SPECIAL ENVOY TO DOHA – Last Monday, the 5th, the Brazil thrashed the South Korea per 4 to 1 and qualified for the quarterfinals of the world Cup🇧🇷 If Brazilian fans were happy around the stadium 974the comedian Fabio Rabin Didn’t have such a positive experience.
Drunk, the actor was detained by Qatari police and taken to a “sobriety tent”. On social networks, he reported the moment and said he feared for his life in the host country of the World Cup, with its harsh laws and little space for dialogue. Consumption of alcoholic beverages in Qatar it’s forbidden.
The host country had committed to allowing a more permissive sale of alcoholic products during the period of the World Cup, but less than two days before the inaugural game of the Cup, between Qatar and Ecuador, the Qatari authorities decided to prohibit the sale of beer in kiosks around the arenas. There was no appeal from FIFA.

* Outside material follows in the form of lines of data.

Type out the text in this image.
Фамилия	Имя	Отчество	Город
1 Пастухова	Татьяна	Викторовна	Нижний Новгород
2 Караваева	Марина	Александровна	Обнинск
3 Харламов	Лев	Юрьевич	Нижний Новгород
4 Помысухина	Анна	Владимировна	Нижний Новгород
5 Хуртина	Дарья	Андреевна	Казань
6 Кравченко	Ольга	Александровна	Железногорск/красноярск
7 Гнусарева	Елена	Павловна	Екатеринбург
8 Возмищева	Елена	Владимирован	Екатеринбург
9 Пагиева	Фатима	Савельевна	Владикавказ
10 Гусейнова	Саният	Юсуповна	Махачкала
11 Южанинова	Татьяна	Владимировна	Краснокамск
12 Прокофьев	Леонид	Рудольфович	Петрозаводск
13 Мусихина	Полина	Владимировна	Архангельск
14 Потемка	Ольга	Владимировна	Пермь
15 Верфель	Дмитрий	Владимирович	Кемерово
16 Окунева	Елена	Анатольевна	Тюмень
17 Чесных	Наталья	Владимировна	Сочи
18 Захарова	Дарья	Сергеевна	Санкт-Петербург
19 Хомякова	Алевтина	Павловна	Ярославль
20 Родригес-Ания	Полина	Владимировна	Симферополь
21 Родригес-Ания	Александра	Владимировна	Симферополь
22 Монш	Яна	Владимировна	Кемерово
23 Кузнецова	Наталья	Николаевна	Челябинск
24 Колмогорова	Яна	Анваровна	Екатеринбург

During the World Cup, then, small areas were established where it is possible to buy beers and the like. In these places outside the Qatari prohibition, the police even turn a blind eye if someone gets slightly ‘cheerful’, but does not disturb anyone. If the person “gives a flag”, however, he can be taken to the tents where the clinic and the service centers are located, the so-called ‘sobriety tents’.
If he is so bad because of drinking that he can’t walk, ambulances equipped with stretchers take the drunk to the service points. “If that’s the case, he can be medicated and ‘grounded’ until he recovers from the effects of drinking,” says a police officer on duty at the FIFA Fan Fest.
“The order we have is to deal with fans who got drunk, without putting them in jail”, he says. According to him, until they are in a more sober state, they remain under medical observation. When they are discharged, they go home with a warning: getting drunk in public in Qatar is “very frowned upon by the local population and the authorities”.
One of the few places where beer is allowed in the country, FIFA’s Fan Fest on the Corniche, near the Doha waterfront, has a version of Budweiser with alcohol available. But if you think that at the Fan Fest in Doha there are tables with a panoramic view of the waterfront and a pleasant atmosphere to enjoy your beer, forget it.
What’s over there is a counter with refrigerators in the background. Signs at the site warn that consumption of “international beverages” should only be done in designated areas. Outside them, security guards and police politely ask fans to go to points where consumption is tolerated. And there are more rules to avoid overdoing it. Each person can only buy four glasses of beer. And even so, it pays dearly: at the FIFA Fan Fest, a half-liter glass costs 50 Qatari Rials, about R$80.